Uno de esas zonas con solera que fue perdiendo su identidad es el barrio que se creó tras la inundación, que se va quedando arrinconado en medio de los nuevos edificios y las urbanizaciones de dúplex y tríplex que lo rodean. De las viviendas de puerta y ventana que concibió el arquitecto Trinidad Cuartara en 1891, apenas quedan diez en pie, algunas de ellas rehabilitadas. El barrio de La Caridad fue proyectado sobre el Paseo que lleva el mismo nombre, en una superficie libre que quedaba entre el Quemadero y la Rambla de Belén. En aquel lugar rodeado de cerros, desde donde se podía ver el mar con nitidez, sólo existía en pie el Cortijo de Fischer. Tras las inundaciones que sufrió Almería en septiembre de 1891, nació este nuevo barrio para acoger a las familias más afectadas que se habían quedado sin viviendas. En noviembre se puso la primera piedra y en el mes de marzo de 1892 se entregaron las primeras veinte casas. Desde su creación, esta zona estuvo limitada por la frontera de los cerros próximos que impidieron que el barrio pudiera ir creciendo hacia el norte, el único espacio libre que le quedaba.

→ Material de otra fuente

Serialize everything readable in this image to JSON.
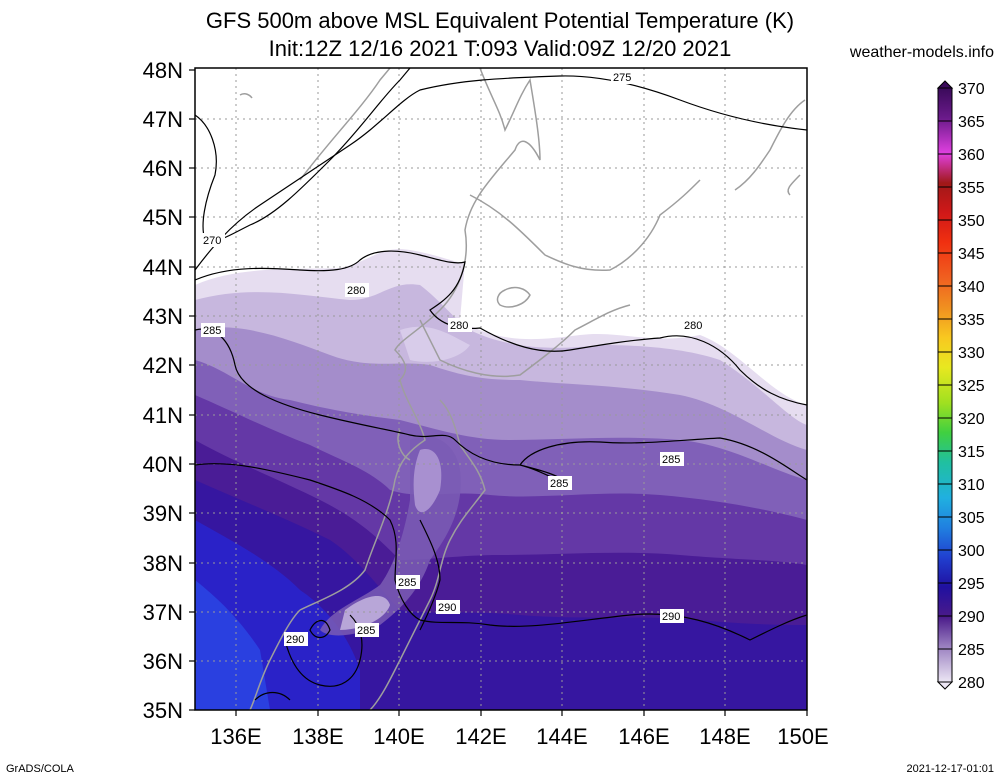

Pero los cerros dejaron de ser un obstáculo y sobre ellos se levantó el nuevo barrio de La Caridad. Las antiguas casas de Cuartara se han ido quedando arrinconadas, aunque todavía es posible encontrar rincones de gran belleza que recuerdan como tuvo que ser el barrio hace un siglo. Aún se mantienen en pie, escondidos entre las piedras del cerro de Las Cruces, el paraje conocido como el Hoyo de los Coheteros y Las Tres Marías, donde uno tiene la sensación de volver atrás en el tiempo. Encima del cerro aparece una urbanización moderna que ha cambiado la fisonomía del barrio. Se trata de cientos de viviendas, dúplex y tríplex, que fueron concebidas hace veinte años como una zona de alto standing. De hecho, el precio de las viviendas más asequibles no bajó de los 35 millones de las antiguas pesetas. Su construcción supuso la urbanización de esa parte de la montaña que ofrece una panorámica privilegiada de toda la franja norte de la ciudad. Desde allí se domina la manzana de la Plaza de Toros, la Rambla y las montañas de La Molineta, el Quemadero y La Fuentecica, así como el Camino de Marín y la Autovía que cruza la ciudad por la Carretera de Enix.
A pesar del avance imparable del ladrillo, a medida que uno se acerca a las inmediaciones del cortijo de Fischer, el Paseo de la Caridad vuelve a mostrar una parte de su esencia, con sus fachadas originales y sus pequeños callejones como el de la Armonía y el Once de Septiembre, con sus viviendas construidas sobre las mismas piedras del cerro y su esencia rural.